La concurrence fiscale peut également se traduire par un transfert de dépenses publiques en faveur des biens publics "productifs" qui bénéficient aux entreprises, au détriment des biens publics dont les ménages sont les seuls usagers tels la redistribution, les dépenses de santé ou les infrastructures de loisirs. En un mot, les ménages bénéficieront de meilleurs réseaux routiers et de meilleures universités, mais au détriment des transferts sociaux ainsi que des stades, théâtres et logements sociaux. Ce type d'évolution est susceptible d'accentuer les inégalités entre ménages, même si elle est en principe favorable en termes d'emploi.

Toutefois, la concurrence entre Etats dans le but d'attirer les activités peut les encourager à une meilleure efficacité : élever la quantité et la qualité des infrastructures et services publics pour un même coût ou bien abaisser le coût pour une même quantité/qualité. Il s'agit là d'un argument en faveur de la concurrence fiscale. L'impact de la concurrence fiscale dans cette direction est toutefois difficile à quantifier, puisque les Etats membres sont aussi soumis au Pacte de stabilité et de croissance, lequel incite également à rationaliser la dépense publique. Surtout, une meilleure efficacité du secteur public est de nature à renforcer le transfert de dépenses au détriment des ménages : si la puissance publique est plus efficace pour construire routes et théâtres, elle a intérêt à élever la part relative des dépenses allouées aux routes car celles-ci permettent de produire davantage et par conséquent d'engendrer des recettes fiscales supplémentaires.

Au total, la concurrence fiscale entre les pays de l'Union Européenne ne mènera sans doute pas à la disparition de l'impôt sur les sociétés, pour trois raisons.

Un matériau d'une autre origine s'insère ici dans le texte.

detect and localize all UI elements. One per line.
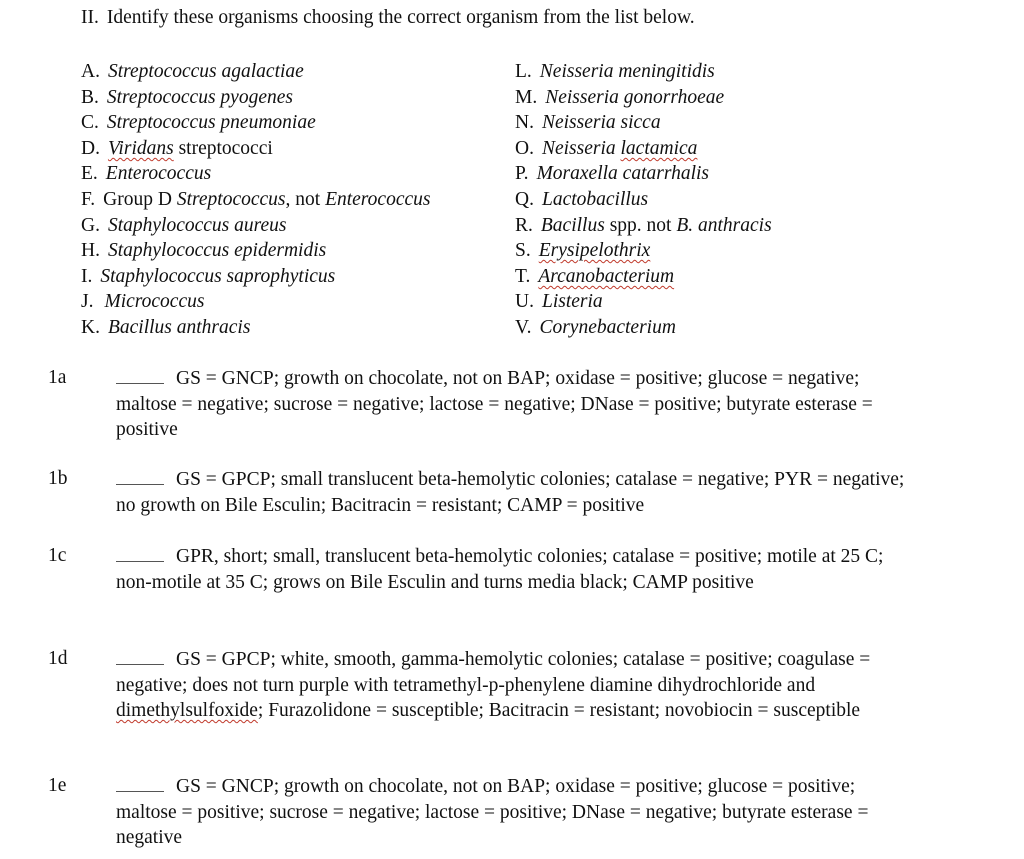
option-name: Neisseria meningitidis — [539, 61, 715, 82]
question-number: 1d — [48, 648, 68, 669]
option-letter: Q. — [515, 188, 534, 210]
option-letter: M. — [515, 86, 538, 108]
organism-option — [515, 85, 772, 111]
option-letter: F. — [81, 188, 96, 210]
question-number: 1a — [48, 367, 67, 388]
option-name: Staphylococcus saprophyticus — [100, 265, 336, 287]
organism-option — [515, 161, 772, 187]
option-name: Viridans — [107, 137, 174, 159]
option-letter: N. — [515, 112, 534, 134]
option-name: Bacillus — [540, 214, 605, 236]
option-name: Enterococcus — [325, 188, 431, 210]
option-letter: P. — [515, 163, 529, 185]
organism-option — [515, 136, 772, 162]
organism-option — [515, 264, 772, 290]
option-letter: B. — [81, 86, 99, 108]
organism-option — [81, 238, 430, 264]
organism-option — [515, 59, 772, 85]
organism-option — [81, 264, 430, 290]
option-name: Moraxella catarrhalis — [536, 163, 709, 185]
organism-option — [515, 315, 772, 341]
option-name: streptococci — [173, 137, 273, 159]
question-number: 1e — [48, 775, 67, 796]
option-letter: D. — [81, 137, 100, 159]
option-name: spp. not — [604, 214, 677, 236]
question-text — [116, 365, 916, 443]
question-text — [116, 773, 916, 851]
option-letter: R. — [515, 214, 533, 236]
option-letter: S. — [515, 240, 531, 262]
organism-option — [81, 85, 430, 111]
option-letter: V. — [515, 316, 532, 338]
organism-option — [515, 213, 772, 239]
option-name: B. anthracis — [676, 214, 772, 236]
question-number: 1b — [48, 468, 68, 489]
organism-option — [81, 136, 430, 162]
option-name: Erysipelothrix — [538, 240, 651, 262]
question-text-part: GS = GPCP; white, smooth, gamma-hemolytic colonies; catalase = positive; coagulase = negative; does not turn purple with tetramethyl-p-phenylene diamine dihydrochloride and — [116, 649, 871, 696]
question-description: GS = GPCP; small translucent beta-hemolytic colonies; catalase = negative; PYR = negative; no growth on Bile Esculin; Bacitracin = resistant; CAMP = positive — [116, 469, 905, 516]
option-name: Lactobacillus — [541, 188, 649, 210]
option-name: Micrococcus — [104, 291, 205, 313]
option-letter: I. — [81, 265, 93, 287]
section-number: II. — [81, 7, 99, 28]
question-description: GPR, short; small, translucent beta-hemolytic colonies; catalase = positive; motile at 25 C; non-motile at 35 C; grows on Bile Esculin and turns media black; CAMP positive — [116, 546, 884, 593]
answer-blank[interactable] — [116, 365, 164, 384]
option-name: Arcanobacterium — [538, 265, 675, 287]
organism-option — [81, 110, 430, 136]
option-name: Neisseria sicca — [541, 112, 661, 134]
answer-blank[interactable] — [116, 543, 164, 562]
option-name: Corynebacterium — [539, 316, 676, 338]
option-letter: T. — [515, 265, 531, 287]
option-letter: C. — [81, 112, 99, 134]
answer-blank[interactable] — [116, 466, 164, 485]
section-heading — [81, 7, 695, 29]
organism-list-right — [515, 59, 772, 341]
option-letter: O. — [515, 137, 534, 159]
option-letter: K. — [81, 316, 100, 338]
answer-blank[interactable] — [116, 646, 164, 665]
organism-list-left — [81, 59, 430, 341]
option-letter: E. — [81, 163, 98, 185]
option-name: Streptococcus — [176, 188, 286, 210]
question-text-part: ; Furazolidone = susceptible; Bacitracin = resistant; novobiocin = susceptible — [257, 700, 861, 722]
option-letter: U. — [515, 291, 534, 313]
option-name: , not — [285, 188, 326, 210]
option-letter: A. — [81, 61, 100, 82]
option-name: Listeria — [541, 291, 603, 313]
option-name: Streptococcus pneumoniae — [106, 112, 316, 134]
option-name: Bacillus anthracis — [107, 316, 251, 338]
option-name: Streptococcus agalactiae — [107, 61, 304, 82]
question-description: GS = GNCP; growth on chocolate, not on BAP; oxidase = positive; glucose = positive; maltose = positive; sucrose = negative; lactose = positive; DNase = negative; butyrate esterase = negative — [116, 776, 869, 849]
organism-option — [81, 213, 430, 239]
organism-option — [81, 161, 430, 187]
organism-option — [81, 59, 430, 85]
option-letter: L. — [515, 61, 532, 82]
section-instructions: Identify these organisms choosing the correct organism from the list below. — [106, 7, 695, 28]
question-description: GS = GNCP; growth on chocolate, not on BAP; oxidase = positive; glucose = negative; maltose = negative; sucrose = negative; lactose = negative; DNase = positive; butyrate esterase = positive — [116, 368, 873, 441]
option-name: Staphylococcus aureus — [107, 214, 287, 236]
question-number: 1c — [48, 545, 67, 566]
option-letter: G. — [81, 214, 100, 236]
organism-option — [81, 187, 430, 213]
option-name: Group D — [103, 188, 177, 210]
option-name: Enterococcus — [105, 163, 212, 185]
question-text — [116, 466, 916, 518]
option-name: Staphylococcus epidermidis — [107, 240, 327, 262]
organism-option — [81, 315, 430, 341]
organism-option — [81, 289, 430, 315]
option-name: lactamica — [620, 137, 698, 159]
organism-option — [515, 110, 772, 136]
option-name: Neisseria — [541, 137, 621, 159]
question-text — [116, 646, 916, 724]
organism-option — [515, 289, 772, 315]
option-name: Neisseria gonorrhoeae — [545, 86, 725, 108]
organism-option — [515, 238, 772, 264]
organism-option — [515, 187, 772, 213]
option-letter: J. — [81, 291, 94, 313]
question-text-part: dimethylsulfoxide — [116, 700, 258, 722]
answer-blank[interactable] — [116, 773, 164, 792]
option-letter: H. — [81, 240, 100, 262]
question-text — [116, 543, 916, 595]
option-name: Streptococcus pyogenes — [106, 86, 293, 108]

La concurrence entre impôts constitue déjà un obstacle : si l'IS disparaît, les ménages les plus riches auront tout intérêt à s'établir en sociétés. Ensuite, il faut tenir compte de l'hétérogénéité des demandes des entreprises quant aux infrastructures publiques. Un pays peut proposer des biens publics de meilleure qualité en échange d'une taxation plus forte et attirer ainsi des entreprises de haute technologie, tandis qu'un autre jouera la carte de la fiscalité légère pour des services publics de moindre qualité et attirer par exemple de simples usines " tournevis ". C'est un scénario que l'on pourrait qualifier de concurrence heureuse. Enfin, la concurrence politique fera son œuvre : le transfert de charge fiscale des entreprises vers les ménages, ou de dépenses publiques en faveur des entreprises au détriment des ménages, se heurtera inévitablement au fait que ce sont les citoyens et non les entreprises qui ont le droit de vote. Un équilibre émergera entre concurrence fiscale et concurrence politique, peut-être au prix d'une certaine instabilité du processus politique pendant un certain temps. Des freins naturels existent donc à une baisse ininterrompue des taux et un plancher devrait être trouvé, en l'absence de tout accord politique sur une quelconque harmonisation qui reste aujourd'hui le scénario le plus probable.